Выбрать главу

Элизабет отвернулась, чтобы скрыть улыбку.

– Я полагаю, ваше обследование мистера Дарси закончено, – вмешалась мисс Бингли. – Умоляю, сообщите, каков результат?

– Я совершенно убеждена в том, что у мистера Дарси нет недостатков. Он предстает перед нами таким, каков он есть, без обмана.

– Что вы, – возразил Дарси, – я не претендовал ни на что подобное. У меня достаточно недостатков, но я надеюсь, что они не связаны с моим разумом. За свой характер я не смею ручаться. Я нахожу его не слишком терпимым и снисходительным, уж точно не в той степени, чтобы безоговорочно воспринимать окружающих. Я не способен предавать забвению недостатки ума и пороки других так быстро, как, может быть, следовало, а также обиды, нанесенные мне. Мои чувства не поддаются влиянию каждый раз, когда меня пытаются растрогать. Меня, пожалуй, можно было бы назвать обидчивым. Мое хорошее отношение, однажды утраченное, потеряно безвозвратно.

– Это действительно серьезно! – воскликнула Элизабет. – Непримиримая обида – не лучшая черта характера. Но вы удачно выбрали свой недостаток. Я действительно не смогу над ним смеяться. Вы в полной безопасности с моей стороны.

– Я считаю, что в самой природе человека присутствует склонность к какому-нибудь пороку – и это обращается в естественный недостаток характера, который невозможно преодолеть даже самым лучшим воспитанием.

– Ваш недостаток в том, что вы склонны всех ненавидеть.

– А ваш, – ответил он с улыбкой, – в том, чтобы умышленно приукрашать их.

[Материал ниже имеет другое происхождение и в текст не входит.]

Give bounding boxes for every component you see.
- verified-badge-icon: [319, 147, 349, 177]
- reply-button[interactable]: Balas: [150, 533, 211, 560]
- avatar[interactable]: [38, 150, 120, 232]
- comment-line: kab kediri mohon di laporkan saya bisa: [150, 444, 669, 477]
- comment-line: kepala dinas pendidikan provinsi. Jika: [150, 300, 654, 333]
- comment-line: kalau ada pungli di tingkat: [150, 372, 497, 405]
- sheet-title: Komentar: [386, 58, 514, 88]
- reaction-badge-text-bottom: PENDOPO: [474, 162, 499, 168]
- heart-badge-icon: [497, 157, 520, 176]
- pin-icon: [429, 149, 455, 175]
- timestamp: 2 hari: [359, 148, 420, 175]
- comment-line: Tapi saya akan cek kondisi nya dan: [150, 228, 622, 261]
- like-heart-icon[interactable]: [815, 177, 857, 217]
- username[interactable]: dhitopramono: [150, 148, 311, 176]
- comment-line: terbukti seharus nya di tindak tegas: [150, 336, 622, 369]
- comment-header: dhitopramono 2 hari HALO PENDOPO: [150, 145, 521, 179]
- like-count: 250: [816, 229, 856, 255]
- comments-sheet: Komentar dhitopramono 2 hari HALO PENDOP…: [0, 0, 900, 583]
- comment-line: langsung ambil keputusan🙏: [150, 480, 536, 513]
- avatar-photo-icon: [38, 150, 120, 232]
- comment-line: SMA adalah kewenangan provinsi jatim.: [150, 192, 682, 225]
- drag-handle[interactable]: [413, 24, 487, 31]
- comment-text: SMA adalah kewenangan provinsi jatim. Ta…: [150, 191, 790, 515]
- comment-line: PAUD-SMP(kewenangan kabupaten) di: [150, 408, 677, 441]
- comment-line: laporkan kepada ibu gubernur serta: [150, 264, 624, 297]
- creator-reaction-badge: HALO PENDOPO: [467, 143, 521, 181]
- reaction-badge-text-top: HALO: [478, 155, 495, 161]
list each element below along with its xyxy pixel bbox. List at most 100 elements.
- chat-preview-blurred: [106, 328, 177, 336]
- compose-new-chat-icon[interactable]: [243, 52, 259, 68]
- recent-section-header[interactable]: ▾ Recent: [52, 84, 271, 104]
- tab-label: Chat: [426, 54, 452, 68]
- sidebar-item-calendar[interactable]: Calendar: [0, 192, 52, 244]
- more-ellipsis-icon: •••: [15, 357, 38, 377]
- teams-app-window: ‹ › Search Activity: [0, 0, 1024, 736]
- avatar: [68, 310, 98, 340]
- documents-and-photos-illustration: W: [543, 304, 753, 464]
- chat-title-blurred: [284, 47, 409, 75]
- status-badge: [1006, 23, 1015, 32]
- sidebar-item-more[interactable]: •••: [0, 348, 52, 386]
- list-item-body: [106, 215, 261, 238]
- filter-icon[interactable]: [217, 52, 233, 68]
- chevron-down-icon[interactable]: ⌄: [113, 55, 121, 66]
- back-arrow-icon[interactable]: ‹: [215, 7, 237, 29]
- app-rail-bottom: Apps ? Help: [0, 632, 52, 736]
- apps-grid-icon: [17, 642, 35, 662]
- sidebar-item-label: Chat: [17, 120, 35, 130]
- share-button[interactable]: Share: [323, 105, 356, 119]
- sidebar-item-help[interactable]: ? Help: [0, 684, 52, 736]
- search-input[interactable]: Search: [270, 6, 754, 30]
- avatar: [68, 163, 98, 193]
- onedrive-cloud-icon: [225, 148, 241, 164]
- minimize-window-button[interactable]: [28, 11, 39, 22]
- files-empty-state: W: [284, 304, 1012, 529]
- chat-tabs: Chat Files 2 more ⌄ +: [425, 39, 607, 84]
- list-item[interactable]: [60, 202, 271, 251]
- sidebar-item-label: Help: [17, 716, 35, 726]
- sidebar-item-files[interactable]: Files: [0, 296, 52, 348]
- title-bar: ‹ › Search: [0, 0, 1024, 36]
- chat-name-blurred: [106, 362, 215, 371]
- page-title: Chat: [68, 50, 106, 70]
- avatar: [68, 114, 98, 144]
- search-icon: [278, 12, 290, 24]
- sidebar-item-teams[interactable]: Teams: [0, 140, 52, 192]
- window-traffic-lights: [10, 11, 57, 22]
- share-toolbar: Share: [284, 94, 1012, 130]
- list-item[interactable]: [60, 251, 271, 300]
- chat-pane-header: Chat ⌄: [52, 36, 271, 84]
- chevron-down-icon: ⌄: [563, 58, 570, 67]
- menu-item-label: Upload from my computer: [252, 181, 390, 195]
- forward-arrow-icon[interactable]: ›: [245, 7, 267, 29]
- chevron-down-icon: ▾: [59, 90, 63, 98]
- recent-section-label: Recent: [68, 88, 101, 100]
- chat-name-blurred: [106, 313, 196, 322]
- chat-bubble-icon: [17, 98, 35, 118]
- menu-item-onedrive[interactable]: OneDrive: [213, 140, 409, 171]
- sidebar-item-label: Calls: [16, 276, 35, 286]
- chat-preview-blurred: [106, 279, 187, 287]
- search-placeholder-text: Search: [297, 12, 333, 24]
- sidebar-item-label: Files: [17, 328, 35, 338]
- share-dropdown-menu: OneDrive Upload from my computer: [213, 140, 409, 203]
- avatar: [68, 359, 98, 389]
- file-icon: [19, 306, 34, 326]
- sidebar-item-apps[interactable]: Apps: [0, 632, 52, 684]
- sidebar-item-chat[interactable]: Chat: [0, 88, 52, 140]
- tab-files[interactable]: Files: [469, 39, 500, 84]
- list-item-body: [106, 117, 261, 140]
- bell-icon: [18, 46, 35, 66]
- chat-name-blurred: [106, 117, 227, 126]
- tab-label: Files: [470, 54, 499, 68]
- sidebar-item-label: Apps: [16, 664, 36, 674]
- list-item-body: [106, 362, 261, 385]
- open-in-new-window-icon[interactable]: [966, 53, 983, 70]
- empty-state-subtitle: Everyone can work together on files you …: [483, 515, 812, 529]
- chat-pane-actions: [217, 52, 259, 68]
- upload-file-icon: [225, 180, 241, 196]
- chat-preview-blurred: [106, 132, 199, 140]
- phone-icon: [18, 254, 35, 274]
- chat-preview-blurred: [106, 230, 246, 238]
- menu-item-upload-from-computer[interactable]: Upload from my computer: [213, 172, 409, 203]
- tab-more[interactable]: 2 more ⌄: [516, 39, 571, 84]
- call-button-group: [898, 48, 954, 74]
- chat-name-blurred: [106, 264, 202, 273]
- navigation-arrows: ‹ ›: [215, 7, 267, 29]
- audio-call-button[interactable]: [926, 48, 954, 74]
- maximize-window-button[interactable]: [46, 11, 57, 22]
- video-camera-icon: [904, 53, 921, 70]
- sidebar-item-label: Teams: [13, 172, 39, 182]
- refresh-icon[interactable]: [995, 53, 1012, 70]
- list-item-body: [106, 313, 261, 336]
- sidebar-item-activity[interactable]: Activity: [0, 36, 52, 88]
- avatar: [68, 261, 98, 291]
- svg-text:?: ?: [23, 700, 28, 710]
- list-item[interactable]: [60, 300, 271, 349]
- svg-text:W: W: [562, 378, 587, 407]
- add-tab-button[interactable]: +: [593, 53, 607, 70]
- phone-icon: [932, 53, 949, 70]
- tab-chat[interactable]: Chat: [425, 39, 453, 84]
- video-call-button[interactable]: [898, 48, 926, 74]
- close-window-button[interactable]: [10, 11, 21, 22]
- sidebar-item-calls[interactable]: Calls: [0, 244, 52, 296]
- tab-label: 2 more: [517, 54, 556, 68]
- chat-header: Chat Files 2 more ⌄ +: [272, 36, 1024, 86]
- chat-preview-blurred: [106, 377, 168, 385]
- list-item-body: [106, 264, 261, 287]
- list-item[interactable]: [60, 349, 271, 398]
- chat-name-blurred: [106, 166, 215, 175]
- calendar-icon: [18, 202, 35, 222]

– Давайте послушаем немного музыки, – воскликнула мисс Бингли, уставшая от разговора, в котором она не принимала участия. – Луиза, ты же не станешь возражать против того, чтобы я помешала сну мистера Херста?

Ее сестра не имела ни малейших возражений, фортепиано было открыто, и Дарси, после недолгих раздумий, не пожалел об этом. Он начал чувствовать опасность от того, что уделяет Элизабет слишком много внимания.

Глава 12

Получив согласие сестры, Элизабет следующим утром отправила матери записку с просьбой прислать в этот же день за ними карету. Но миссис Беннет вынашивала иной план, в соответствие с которым, ее дочери должны были оставаться в Незерфилде до следующего вторника, то есть Джейн следовало провести в поместье полную неделю. Мать не могла допустить нарушения своих планов, как бы Элизабет не стремилась вернуться домой, поэтому она ответила отрицательно. Миссис Беннет сообщила им, что выслать карету раньше вторника нет никакой возможности. В заключение письма благосклонно сообщалось, что, если мистер Бингли и его сестра будут настаивать на том, чтобы они остались подольше, она, так и быть, не станет возражать. Однако Элизабет была решительно настроена против того, чтобы оставаться там дальше не только потому, что не особо ожидала, что их об этом попросят, а, напротив, опасаясь, что их сочтут навязчивыми. Поэтому она стала уговаривать Джейн без промедления обратиться за помощью к мистеру Бингли, и как только они пришли к согласию, что их первоначальный план покинуть Незерфилд именно этим утром остается неизменным, та обратилась к гостеприимному хозяину с просьбой одолжить его карету.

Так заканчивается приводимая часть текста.